東京大学の河岡教授らの研究グループは、インフルエンザ患者からバロキサビル・マルボキシル(商品名ゾフルーザ)に対して耐性を示すウイルスを分離し、その基礎性状を明らかにした。
ゾフルーザは、販売承認後初めて本格的に使用された2018年・2019年のインフルエンザ流行シーズンで、単回経口投与で治療が完結する利便性が支持され、その市場シェアは4割を占めた。一方で、ゾフルーザに耐性を示す変異ウイルスが高い割合で検出され、その病原性の程度や感染伝播能力などの基本性状は不明だった。

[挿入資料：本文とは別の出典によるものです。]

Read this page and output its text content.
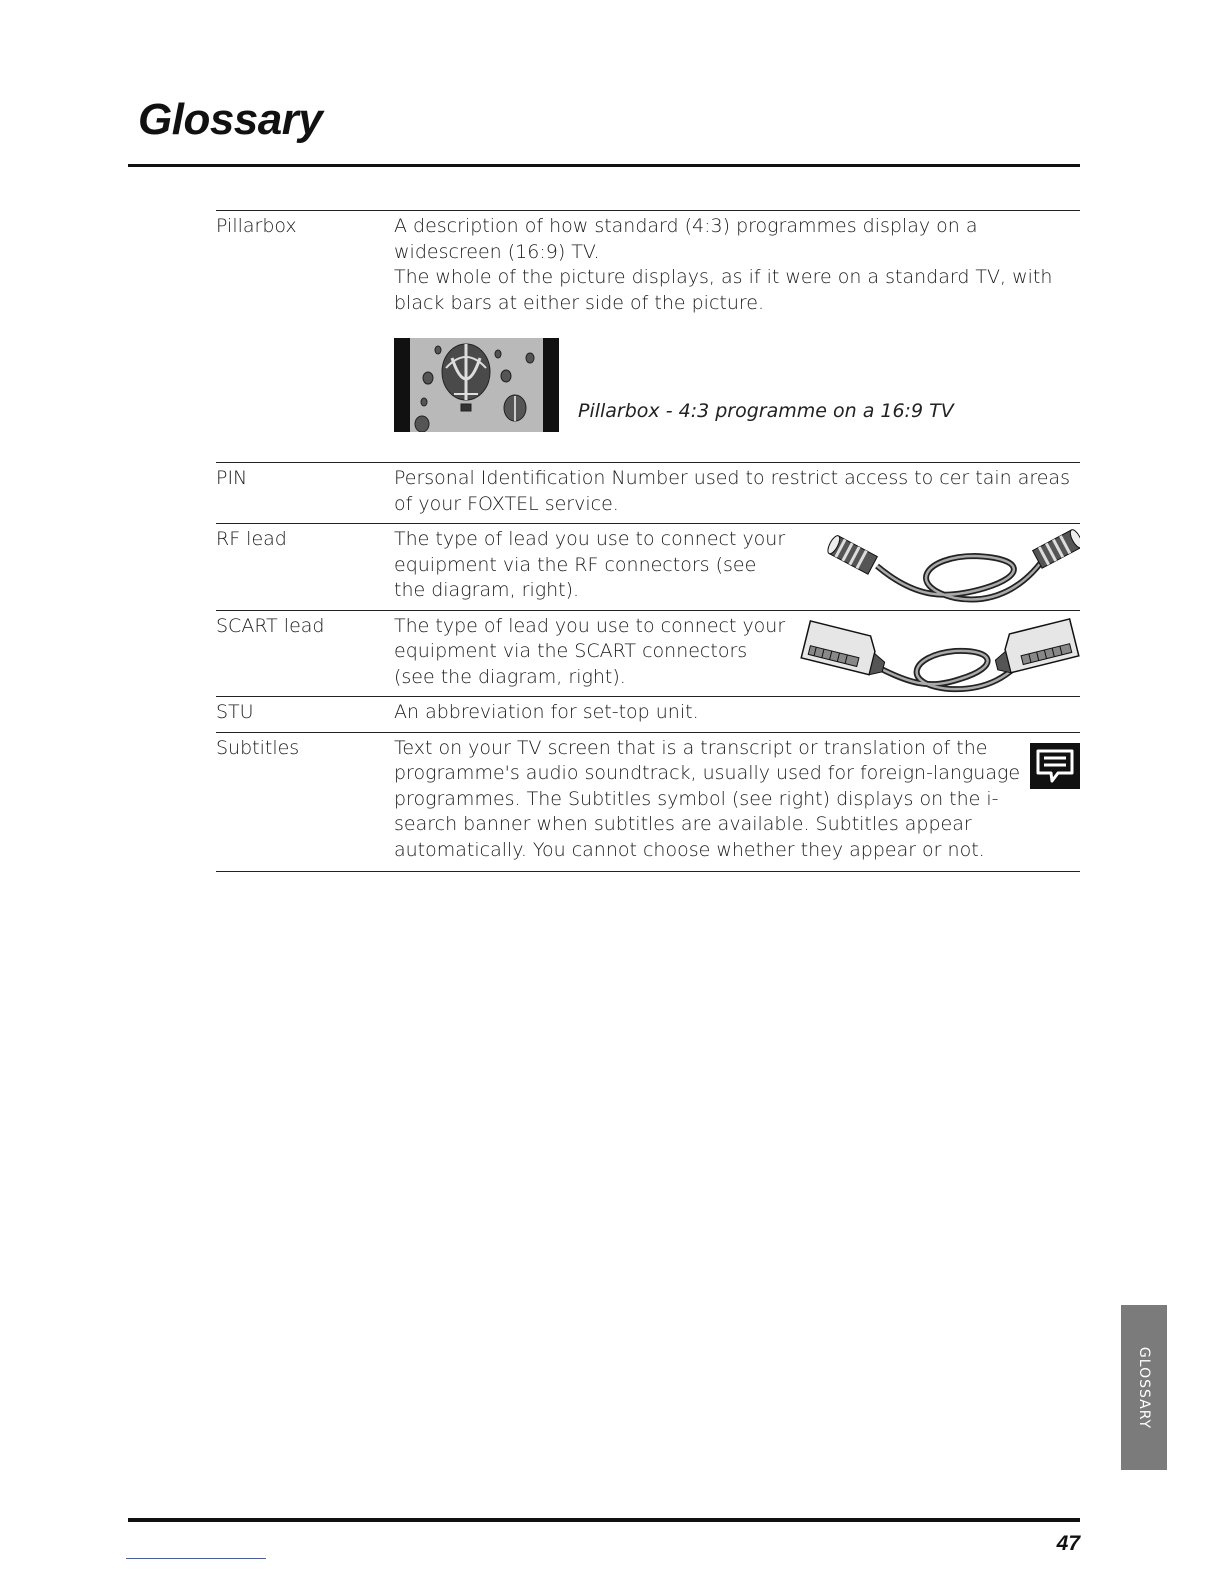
Glossary
Pillarbox	A description of how standard (4:3) programmes display on a widescreen (16:9) TV.

The whole of the picture displays, as if it were on a standard TV, with black bars at either side of the picture.

Pillarbox - 4:3 programme on a 16:9 TV
PIN	Personal Identification Number used to restrict access to cer tain areas of your FOXTEL service.
RF lead	The type of lead you use to connect your equipment via the RF connectors (see the diagram, right).
SCART lead	The type of lead you use to connect your equipment via the SCART connectors (see the diagram, right).
STU	An abbreviation for set-top unit.
Subtitles	Text on your TV screen that is a transcript or translation of the programme's audio soundtrack, usually used for foreign-language programmes. The Subtitles symbol (see right) displays on the i-search banner when subtitles are available. Subtitles appear automatically. You cannot choose whether they appear or not.
GLOSSARY
47
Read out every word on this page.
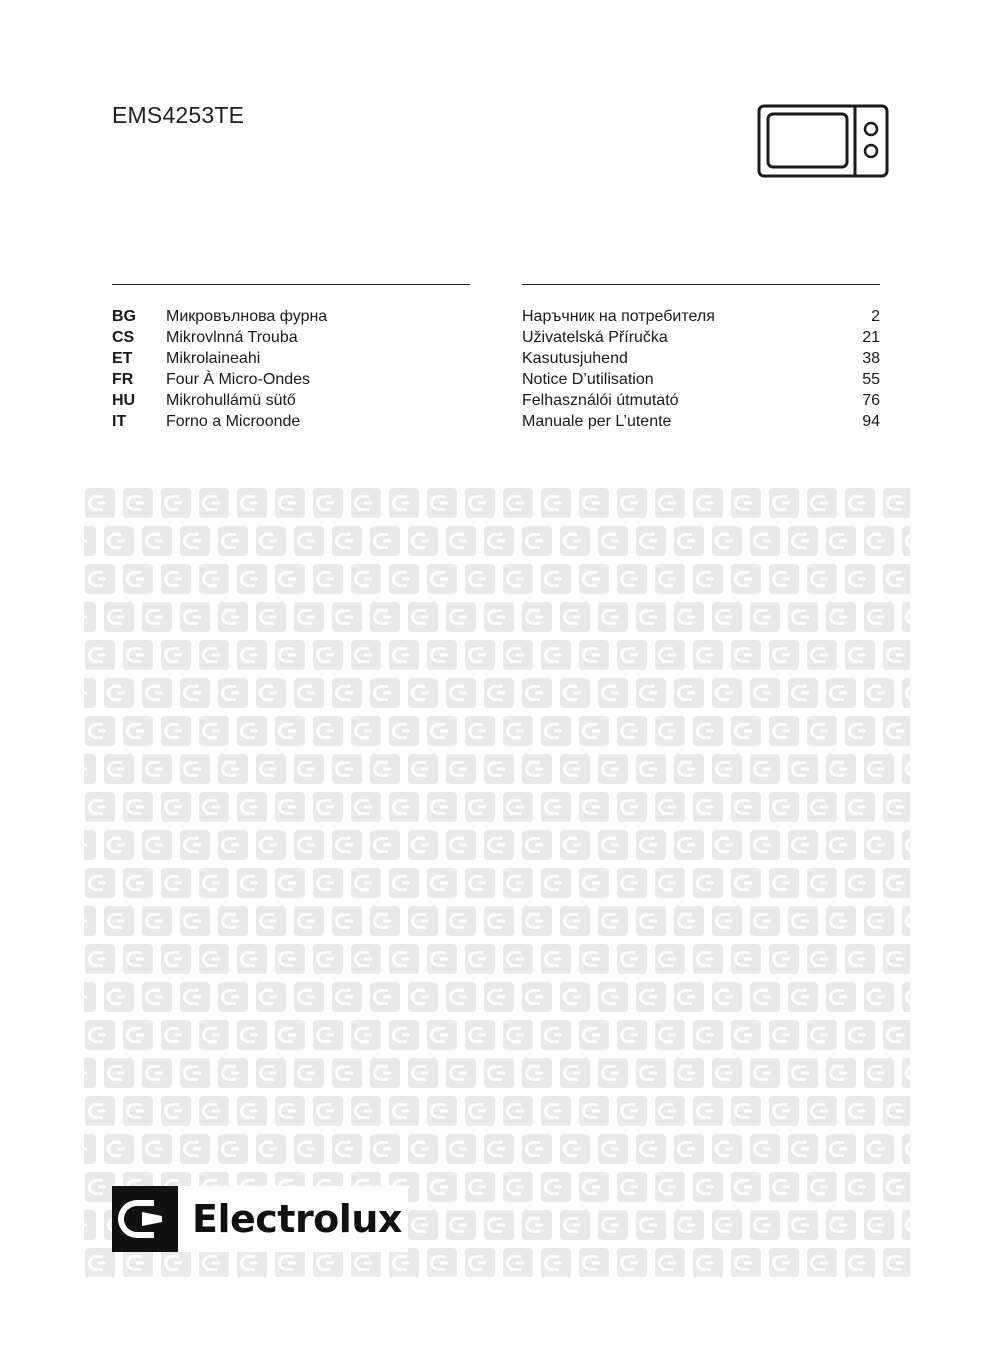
EMS4253TE
BG Микровълнова фурна	Наръчник на потребителя	2
CS Mikrovlnná Trouba	Uživatelská Příručka	21
ET Mikrolaineahi	Kasutusjuhend	38
FR Four À Micro-Ondes	Notice D’utilisation	55
HU Mikrohullámü sütő	Felhasználói útmutató	76
IT Forno a Microonde	Manuale per L’utente	94
Electrolux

研究グループは、上述のインフルエンザ流行シーズンに国内の医療機関を受診したA型インフルエンザ患者から採取した検体を入手し、ウイルス遺伝子を解析した。その結果、ゾフルーザを服用した12歳未満のA型インフルエンザ患者に、ゾフルーザ耐性ウイルスが高頻度で出現。さらに薬剤未投与のA型インフルエンザ小児患者からも耐性ウイルスを検出した。これは耐性ウイルスが感染者から周囲の人々に感染伝播した可能性が高いことを示している。
また、本研究グループは患者から分離した耐性ウイルスの性状をインフルエンザのモデル動物を用いて分析し、ゾフルーザ感受性ウイルスと比較した。その結果、ゾフルーザ耐性ウイルスは、哺乳類における増殖性と病原性が感受性ウイルスと同等で、さらに哺乳類間を効率よく空気伝播することが判明。これによりゾフルーザ耐性ウイルスが今後人から人へ広がる可能性が示唆された。
本研究成果は、医療現場での適切な抗インフルエンザ薬の選択に役立ち、耐性ウイルスのリスク評価など行政機関による今後のインフルエンザ対策計画の策定・実施にも重要な情報となるとしている。